Но было уже между нами, уже натянулось, уже соединяло — хрупкое, зыбкое, но ощутимое... В общем-то многое я понимала сама, женским своим естеством понимала: и его острое, малярийной болезненности самолюбие и настороженную гордость вконец обнищавшего графа. Но на этом — короста лёгкого сарказма по отношению к себе и философической отрешённости к окружающему. Никогда он первым, несмотря на свою вроде бы ироничную раскованность, не скажет, не даст понять, не выдаст интонацией. А признается, только если будет уверен в наверняка положительной реакции. Знаю я такие нечасто встречающиеся натуры — для них одна только угроза, шанс из тысячи, микроскопическая возможность попасть в неловкое или не приведи Господь в смешное положение — страшней смерти... Они смотрят на себя со стороны, оценивая, анализируя, бичуя себя за малейший промах. Не дай Бог показаться униженным, достойным сочувствия, сделать глупость, дать кому-нибудь повод заподозрить... Работать локтями? Просить за себя? Устраивать свои дела? Лучше петля. Если я чего-то стою, твердят они себе, меня должны заметить, найти и обласкать. А если не заметили, сам виноват: значит, не сумел, не достиг, не дожал, значит — бездарь. Таким людям, между прочим, смертельно противопоказан бизнес — крах стопроцентный.

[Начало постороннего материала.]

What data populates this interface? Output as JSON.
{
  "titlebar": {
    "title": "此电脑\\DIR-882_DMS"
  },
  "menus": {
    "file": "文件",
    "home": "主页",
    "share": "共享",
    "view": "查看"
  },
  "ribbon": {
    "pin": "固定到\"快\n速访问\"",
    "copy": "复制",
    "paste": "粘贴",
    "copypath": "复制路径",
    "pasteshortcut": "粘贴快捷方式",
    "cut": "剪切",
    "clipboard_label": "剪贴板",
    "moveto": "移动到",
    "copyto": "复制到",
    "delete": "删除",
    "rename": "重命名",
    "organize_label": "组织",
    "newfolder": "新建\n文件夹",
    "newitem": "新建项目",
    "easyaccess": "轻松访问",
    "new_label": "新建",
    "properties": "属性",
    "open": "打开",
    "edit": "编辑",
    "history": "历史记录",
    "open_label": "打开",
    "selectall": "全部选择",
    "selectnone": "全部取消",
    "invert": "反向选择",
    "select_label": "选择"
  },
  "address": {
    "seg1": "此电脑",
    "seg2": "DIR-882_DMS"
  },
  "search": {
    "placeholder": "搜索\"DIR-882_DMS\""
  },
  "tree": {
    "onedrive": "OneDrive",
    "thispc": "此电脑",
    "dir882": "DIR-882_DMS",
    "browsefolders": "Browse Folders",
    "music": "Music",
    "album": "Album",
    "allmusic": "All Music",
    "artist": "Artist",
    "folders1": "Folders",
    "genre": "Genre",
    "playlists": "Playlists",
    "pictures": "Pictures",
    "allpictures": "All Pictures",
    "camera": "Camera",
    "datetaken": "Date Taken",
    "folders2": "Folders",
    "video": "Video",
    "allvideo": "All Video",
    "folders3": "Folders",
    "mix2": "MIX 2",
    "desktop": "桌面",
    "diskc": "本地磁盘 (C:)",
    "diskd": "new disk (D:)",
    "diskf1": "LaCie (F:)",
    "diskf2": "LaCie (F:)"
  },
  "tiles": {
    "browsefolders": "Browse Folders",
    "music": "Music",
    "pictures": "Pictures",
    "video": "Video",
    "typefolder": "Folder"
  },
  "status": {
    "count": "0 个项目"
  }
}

Он похоронил жену за несколько месяцев до приезда в Америку, дочь замужем, живёт в Денвере, о других подробностях не распространялся, да меня это и не интересовало.

Как-то я спросила:

— Отчего ж не женитесь? Или нравится — одному?

— Да где уж там нравится, — ответил он, — Совсем одичал. Но не жениться же на первой встречной... А не на первой... Кому я нужен: не «стою на ногах», нет у меня «перспективы». Не добытчик, одним словом. Много ли с писанины поимеешь? Приходится подрабатывать. Спасибо, что хоть одного оглоеда могу прокормить — себя. Скажите: какой с меня прок нормальной здравомыслящей женщине? А бросать свою графоманию — не хочу. Да не то, что не хочу — не могу. Это болезнь похуже алкоголизма. Другого смысла в себе не вижу, только продовольствие зря переводить и углекислоты подбавлять в атмосферу... Это даже счастье, что — один. А иначе — вечная мука, смертельный разлад, адовый выбор: семью кормить, вкалывая от сна до сна, или писать, на всё бренное начхав. Одному, знаете, как-то проще. Вот так-то, мадам...

Ну и дурак! Если по мне, если, к примеру, меня взять — то на кой мне ляд твои «перспективы»! Пиши... Но со мной рядом. Жалуйся, ной... Но только одной мне... А уж остальное: «добыча», покой и довольство — это моя забота. Нет-нет, я никогда и никому не хотела — себя в жертву. Но какая же это жертва! Наоборот, совсем наоборот! Возможно, это именно то, чего в моей жизни не хватает...

— Вы не очень-то оригинальны, сэр, — ответила я расплывчато.

Говорили, говорили, говорили...

— Чехов как-то обронил: хочется написать что-нибудь странное... Вы, не задумывались, Ира, зачем? Зачем ему писать странное?

— Н-нет... Не задумывалась.

— Вот-вот, а я уверен...

Я слушала... Иногда поддакивала. Он был уверен, что не хотел Антон Павлович сотворить что-нибудь в духе нынешнего авангарда или сюрреалистически туманное. Наверняка он мечтал найти... хотелось ему вылепить что-то необычное, соразмерное головокружительной бездне человеческого сознания. Или подсознания. Внешние приметы жизни, события, факты, коллизии и всякую иную спокойно текущую или захватывающую дух реальность описывают историки, этнографы, журналисты, в конце концов, судебные секретари в своих протоколах. И только художественное заставляет замереть неспешную житейскую рябь, а если это её девятый вал, то — застыть на вздыбе... Только ему подвластно снять слепок с куска или пусть даже с микроскопического лоскутка эпохи, с одной из её минут, с её блика, вспышки, только ему удаётся уловить для вечности растворённые в них ощущения, настроения, краски, запахи... Непонятно, как и чем — тайна, неразгаданность которой и есть искусство. Чем-то, наверное, странным...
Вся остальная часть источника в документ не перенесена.